A “mortgage” consists of two instruments: a promissory note, which is a IOU, and a lien against the property, which is referred to as a mortgage (in non-judicial foreclosure states, they are typically called a deed of trust and confer somewhat different rights, but we’ll put that aside for purposes of this discussion).
What appears to be happening on all too often in Florida is that when borrowers signed warranty deeds in lieu of foreclosure when they can no longer keep these homes, they often get only a satisfaction of mortgage, not a cancelled note. This is not what is supposed to happen. When a borrower deeds his property to the bank, the objective of the exercise is to cancel the debt.
There’s a lot more where that came from. Anyone involved in a foreclosure who doesn’t already know exactly what this is about should read it.

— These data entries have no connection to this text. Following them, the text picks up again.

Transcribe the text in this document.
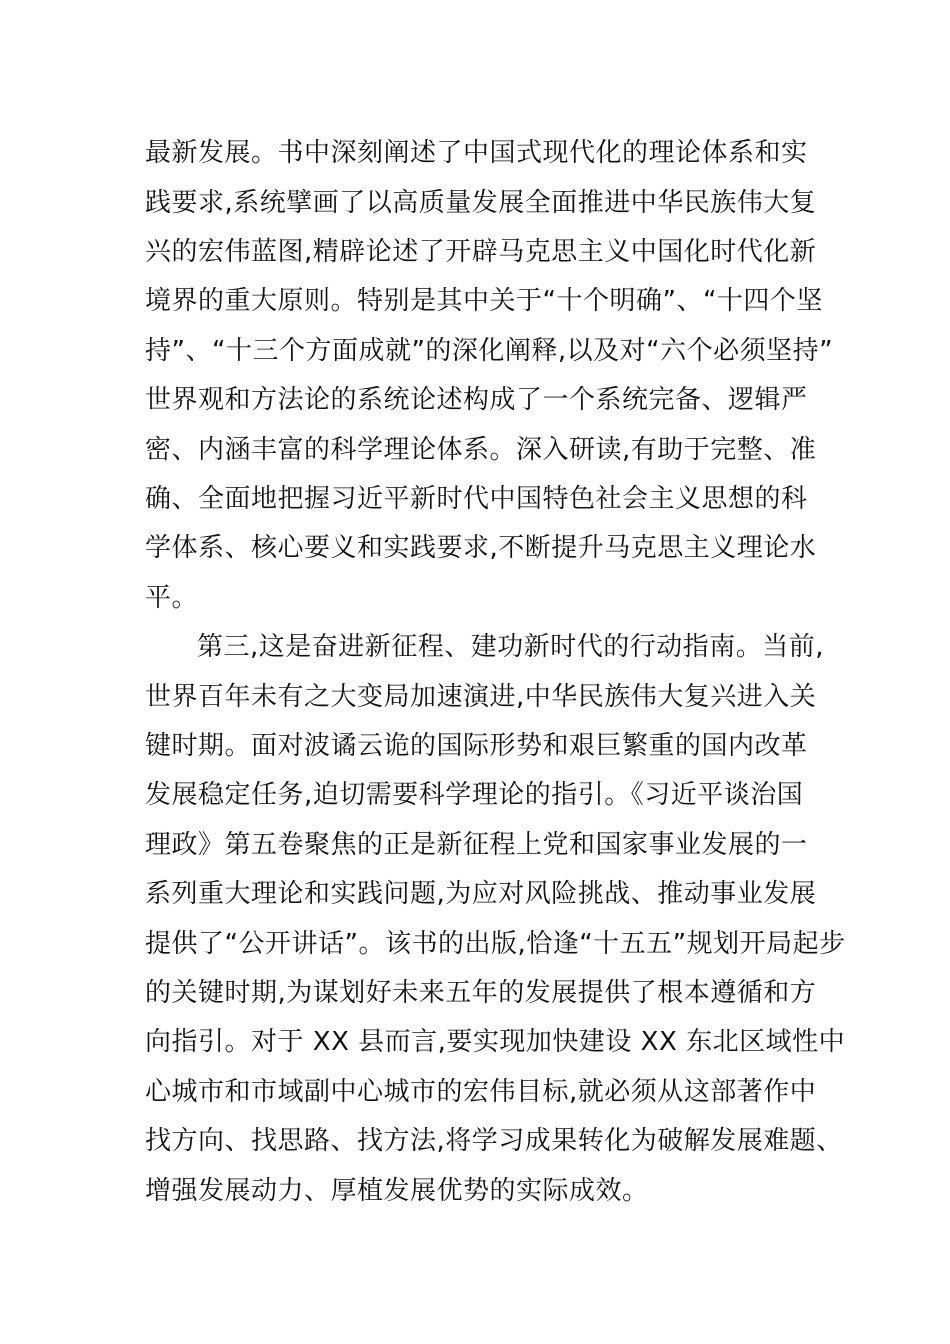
最新发展。书中深刻阐述了中国式现代化的理论体系和实
践要求,系统擘画了以高质量发展全面推进中华民族伟大复
兴的宏伟蓝图,精辟论述了开辟马克思主义中国化时代化新
境界的重大原则。特别是其中关于“十个明确”、“十四个坚
持”、“十三个方面成就”的深化阐释,以及对“六个必须坚持”
世界观和方法论的系统论述构成了一个系统完备、逻辑严
密、内涵丰富的科学理论体系。深入研读,有助于完整、准
确、全面地把握习近平新时代中国特色社会主义思想的科
学体系、核心要义和实践要求,不断提升马克思主义理论水
平。
第三,这是奋进新征程、建功新时代的行动指南。当前,
世界百年未有之大变局加速演进,中华民族伟大复兴进入关
键时期。面对波谲云诡的国际形势和艰巨繁重的国内改革
发展稳定任务,迫切需要科学理论的指引。《习近平谈治国
理政》第五卷聚焦的正是新征程上党和国家事业发展的一
系列重大理论和实践问题,为应对风险挑战、推动事业发展
提供了“公开讲话”。该书的出版,恰逢“十五五”规划开局起步
的关键时期,为谋划好未来五年的发展提供了根本遵循和方
向指引。对于 XX 县而言,要实现加快建设 XX 东北区域性中
心城市和市域副中心城市的宏伟目标,就必须从这部著作中
找方向、找思路、找方法,将学习成果转化为破解发展难题、
增强发展动力、厚植发展优势的实际成效。
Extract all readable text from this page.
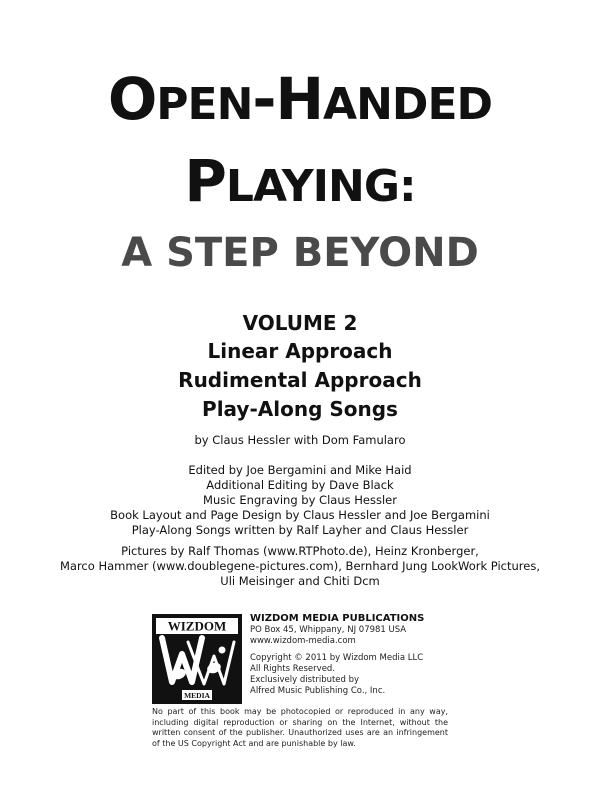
OPEN-HANDED
PLAYING:
A STEP BEYOND
VOLUME 2
Linear Approach
Rudimental Approach
Play-Along Songs
by Claus Hessler with Dom Famularo
Edited by Joe Bergamini and Mike Haid
Additional Editing by Dave Black
Music Engraving by Claus Hessler
Book Layout and Page Design by Claus Hessler and Joe Bergamini
Play-Along Songs written by Ralf Layher and Claus Hessler
Pictures by Ralf Thomas (www.RTPhoto.de), Heinz Kronberger,
Marco Hammer (www.doublegene-pictures.com), Bernhard Jung LookWork Pictures,
Uli Meisinger and Chiti Dcm
WIZDOM
MEDIA
WIZDOM MEDIA PUBLICATIONS
PO Box 45, Whippany, NJ 07981 USA
www.wizdom-media.com
Copyright © 2011 by Wizdom Media LLC
All Rights Reserved.
Exclusively distributed by
Alfred Music Publishing Co., Inc.
No part of this book may be photocopied or reproduced in any way, including digital reproduction or sharing on the Internet, without the written consent of the publisher. Unauthorized uses are an infringement of the US Copyright Act and are punishable by law.
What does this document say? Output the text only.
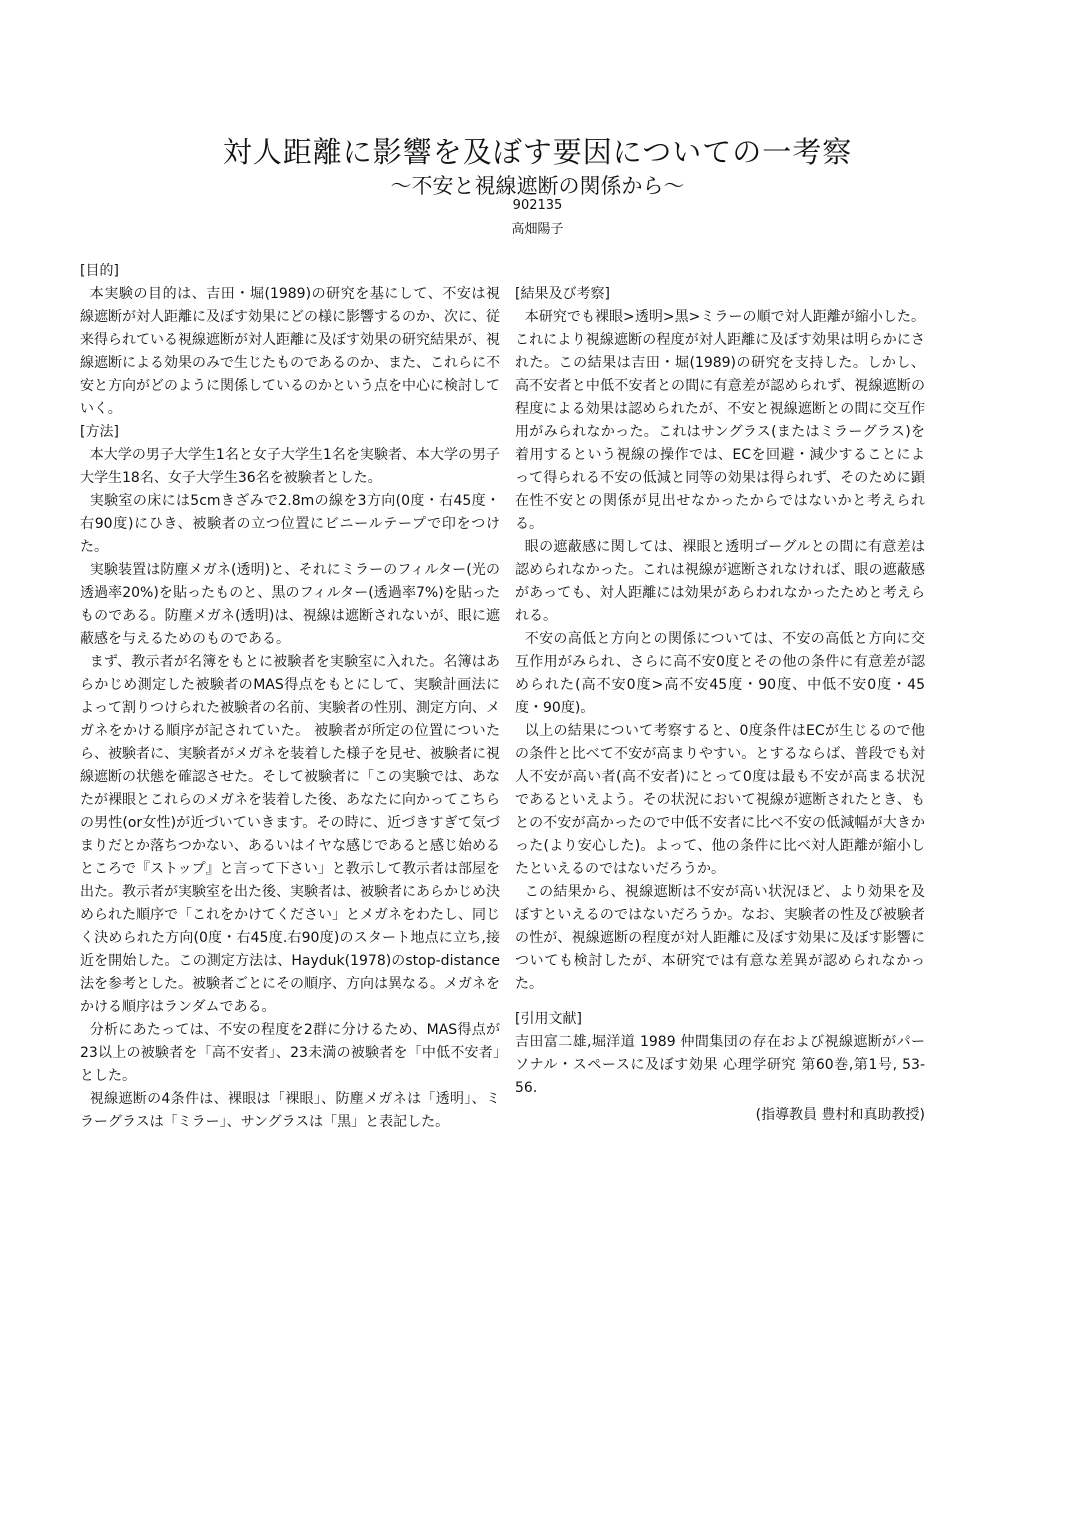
対人距離に影響を及ぼす要因についての一考察
～不安と視線遮断の関係から～
902135
高畑陽子

[目的]

本実験の目的は、吉田・堀(1989)の研究を基にして、不安は視線遮断が対人距離に及ぼす効果にどの様に影響するのか、次に、従来得られている視線遮断が対人距離に及ぼす効果の研究結果が、視線遮断による効果のみで生じたものであるのか、また、これらに不安と方向がどのように関係しているのかという点を中心に検討していく。

[方法]

本大学の男子大学生1名と女子大学生1名を実験者、本大学の男子大学生18名、女子大学生36名を被験者とした。

実験室の床には5cmきざみで2.8mの線を3方向(0度・右45度・右90度)にひき、被験者の立つ位置にビニールテープで印をつけた。

実験装置は防塵メガネ(透明)と、それにミラーのフィルター(光の透過率20%)を貼ったものと、黒のフィルター(透過率7%)を貼ったものである。防塵メガネ(透明)は、視線は遮断されないが、眼に遮蔽感を与えるためのものである。

まず、教示者が名簿をもとに被験者を実験室に入れた。名簿はあらかじめ測定した被験者のMAS得点をもとにして、実験計画法によって割りつけられた被験者の名前、実験者の性別、測定方向、メガネをかける順序が記されていた。 被験者が所定の位置についたら、被験者に、実験者がメガネを装着した様子を見せ、被験者に視線遮断の状態を確認させた。そして被験者に「この実験では、あなたが裸眼とこれらのメガネを装着した後、あなたに向かってこちらの男性(or女性)が近づいていきます。その時に、近づきすぎて気づまりだとか落ちつかない、あるいはイヤな感じであると感じ始めるところで『ストップ』と言って下さい」と教示して教示者は部屋を出た。教示者が実験室を出た後、実験者は、被験者にあらかじめ決められた順序で「これをかけてください」とメガネをわたし、同じく決められた方向(0度・右45度.右90度)のスタート地点に立ち,接近を開始した。この測定方法は、Hayduk(1978)のstop-distance法を参考とした。被験者ごとにその順序、方向は異なる。メガネをかける順序はランダムである。

分析にあたっては、不安の程度を2群に分けるため、MAS得点が23以上の被験者を「高不安者」、23未満の被験者を「中低不安者」とした。

視線遮断の4条件は、裸眼は「裸眼」、防塵メガネは「透明」、ミラーグラスは「ミラー」、サングラスは「黒」と表記した。

[結果及び考察]

本研究でも裸眼>透明>黒>ミラーの順で対人距離が縮小した。これにより視線遮断の程度が対人距離に及ぼす効果は明らかにされた。この結果は吉田・堀(1989)の研究を支持した。しかし、高不安者と中低不安者との間に有意差が認められず、視線遮断の程度による効果は認められたが、不安と視線遮断との間に交互作用がみられなかった。これはサングラス(またはミラーグラス)を着用するという視線の操作では、ECを回避・減少することによって得られる不安の低減と同等の効果は得られず、そのために顕在性不安との関係が見出せなかったからではないかと考えられる。

眼の遮蔽感に関しては、裸眼と透明ゴーグルとの間に有意差は認められなかった。これは視線が遮断されなければ、眼の遮蔽感があっても、対人距離には効果があらわれなかったためと考えられる。

不安の高低と方向との関係については、不安の高低と方向に交互作用がみられ、さらに高不安0度とその他の条件に有意差が認められた(高不安0度>高不安45度・90度、中低不安0度・45度・90度)。

以上の結果について考察すると、0度条件はECが生じるので他の条件と比べて不安が高まりやすい。とするならば、普段でも対人不安が高い者(高不安者)にとって0度は最も不安が高まる状況であるといえよう。その状況において視線が遮断されたとき、もとの不安が高かったので中低不安者に比べ不安の低減幅が大きかった(より安心した)。よって、他の条件に比べ対人距離が縮小したといえるのではないだろうか。

この結果から、視線遮断は不安が高い状況ほど、より効果を及ぼすといえるのではないだろうか。なお、実験者の性及び被験者の性が、視線遮断の程度が対人距離に及ぼす効果に及ぼす影響についても検討したが、本研究では有意な差異が認められなかった。

[引用文献]

吉田富二雄,堀洋道 1989 仲間集団の存在および視線遮断がパーソナル・スペースに及ぼす効果 心理学研究 第60巻,第1号, 53-56.

(指導教員 豊村和真助教授)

25 years ago, an attorney who did not demand the cancelled note in satisfaction of a mortgage would have been considered grossly negligent. And the risk is not theoretical. Professor Williams described how people were defrauded in the wake of the S&L crisis when notes that should have been cancelled got into the wrong hands. April Charney had just seen a case on a 2008 foreclosure where the ex parte order returned the original note to the plaintiff/servicer. The hapless borrower is now being sued by the private mortgage insurer.
— naked capitalism, Yet Another Mortgage Scam: Homeowners Not Getting Cancelled Notes After Foreclosures, Hit by Later Claims
Oh, boy, this looks like fraud to me. Have the Florida bar examiners had anything to say lately about this practice?